Extended Data Figure 2. LBD dimer rearrangement and dynamics.

a-b, Top down view from the extracellular side of the membrane, showing the LBD layer of the intact ∆2 NMDA receptor (a) with GluN1 in blue and GluN2B in yellow, and of the ∆ATD NMDA receptor (b) with GluN1 in green and GluN2B in orange. The M3-LBD linkers of GluN2B (red ribbon, Q653-S664) adopt distinct conformations in the two receptors. Shown are distances between GluN2B R739 residues (β carbon atoms; salmon spheres), the residue selected for the DEER experiments (in Å) in both the intact and ∆ATD receptors. c, Cartoon emphasizing how the ATDs participate in defining the conformation of the LBD layer and how this, in turn, keeps the GluN2B M3-D2 linker in a conformation capable of opening the channel gate. d, The F_o-F_c density (3σ, green mesh) fits loop 1 of the GluN1 subunit (blue cartoon) but not of the GluN2B subunit (orange cartoon). e, DEER data of MTSSL-labeled GluN2B R739C ∆ATD (red) (sample size n=2) and intact NMDA receptor (blue) (sample size n=1).
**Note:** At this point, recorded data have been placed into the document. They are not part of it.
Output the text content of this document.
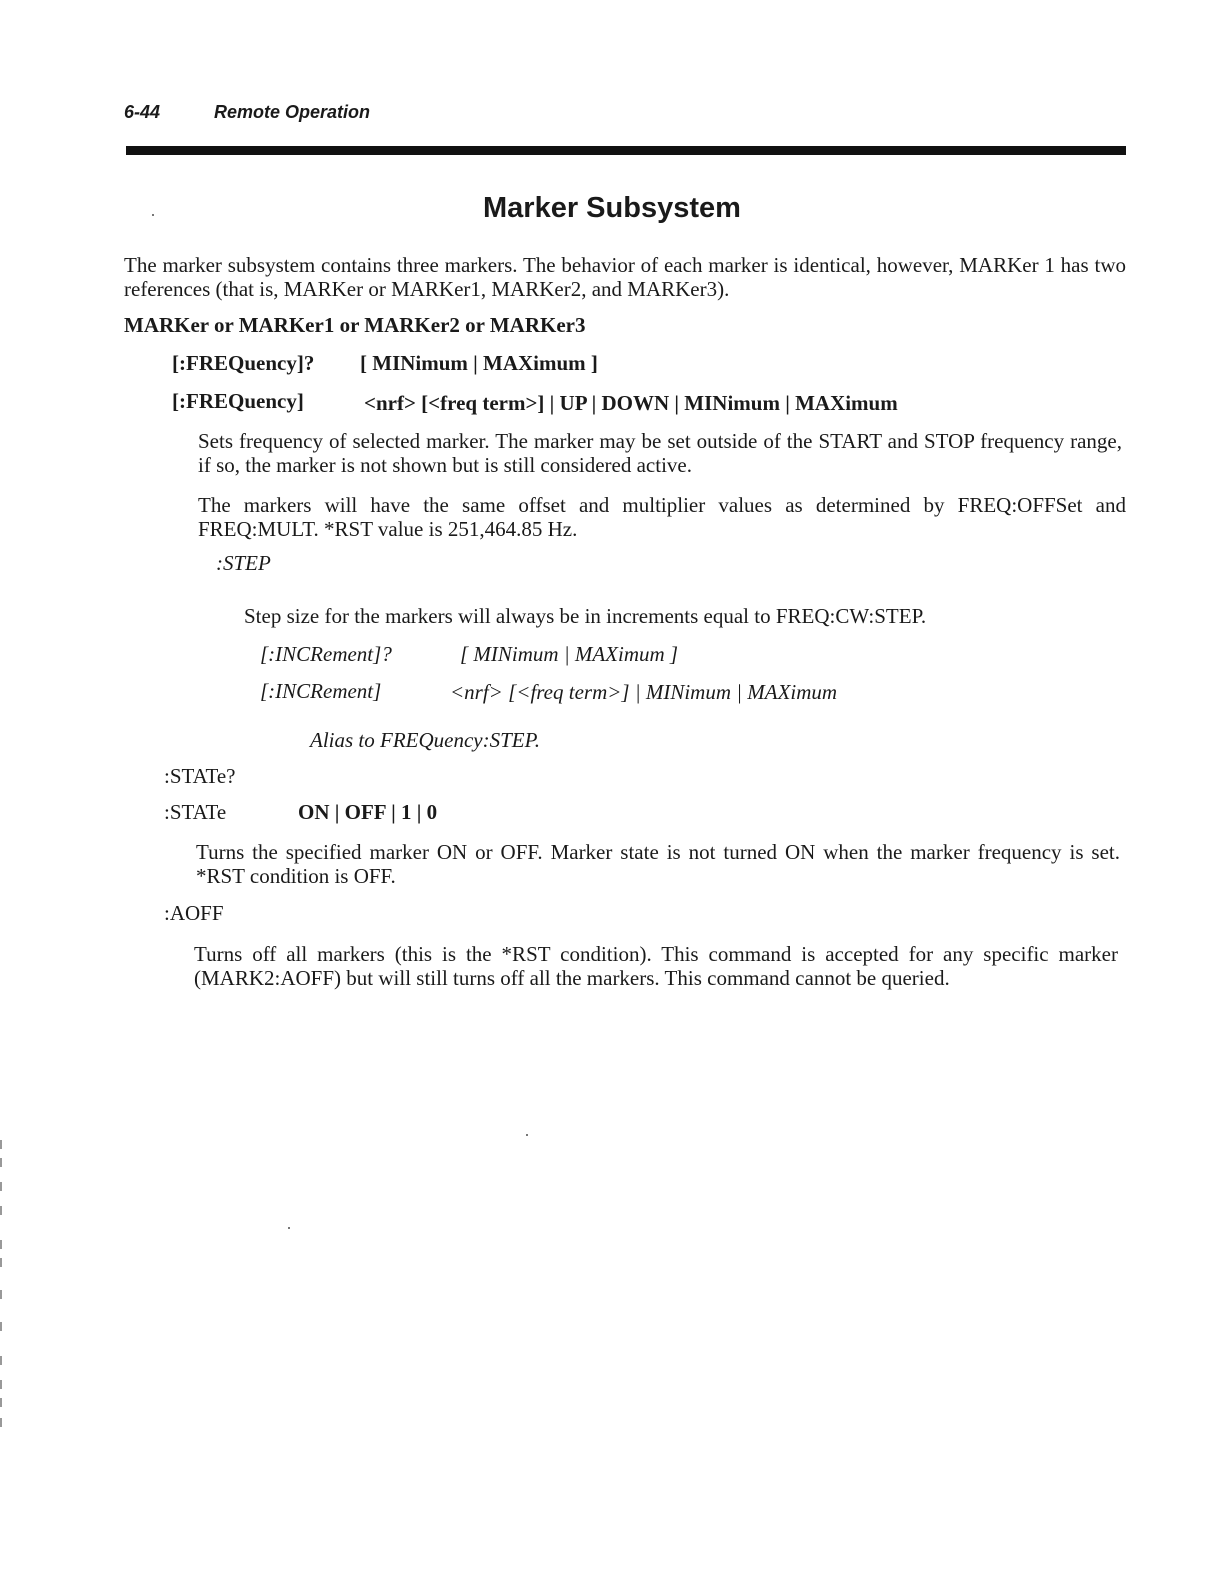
6-44	Remote Operation
Marker Subsystem
The marker subsystem contains three markers. The behavior of each marker is identical, however, MARKer 1 has two references (that is, MARKer or MARKer1, MARKer2, and MARKer3).
MARKer or MARKer1 or MARKer2 or MARKer3
[:FREQuency]? [ MINimum | MAXimum ]
[:FREQuency]	<nrf> [<freq term>] | UP | DOWN | MINimum | MAXimum
Sets frequency of selected marker. The marker may be set outside of the START and STOP frequency range, if so, the marker is not shown but is still considered active.
The markers will have the same offset and multiplier values as determined by FREQ:OFFSet and FREQ:MULT. *RST value is 251,464.85 Hz.
:STEP
Step size for the markers will always be in increments equal to FREQ:CW:STEP.
[:INCRement]?	[ MINimum | MAXimum ]
[:INCRement]	<nrf> [<freq term>] | MINimum | MAXimum
Alias to FREQuency:STEP.
:STATe?
:STATe	ON | OFF | 1 | 0
Turns the specified marker ON or OFF. Marker state is not turned ON when the marker frequency is set. *RST condition is OFF.
:AOFF
Turns off all markers (this is the *RST condition). This command is accepted for any specific marker (MARK2:AOFF) but will still turns off all the markers. This command cannot be queried.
Peak-normalized echo decay and the fits are shown on the left, and probability distributions of DEER distances are shown on the right. The probability distributions of the DEER distances show two major peaks, one centered at 35–40 Å and a second broad peak at ~55 Å. The amplitude of the two peaks in the ∆ATD receptor are comparable, with the 55 Å peak corresponding to the ‘rearranged’ LBD layer as seen in the ∆ATD crystal structure, whereas the shorter distance (~35–40 Å) indicates the canonical LBD arrangement, like that observed in the intact receptor structure. The intact receptor, by contrast, shows one major narrow peak at ~40 Å which corresponds nicely to the predicted distance based on the intact receptor crystal structure, whereas the small peak centered around 55 Å suggests the intact receptor may harbor a minor population with a ∆ATD-like LBD arrangement.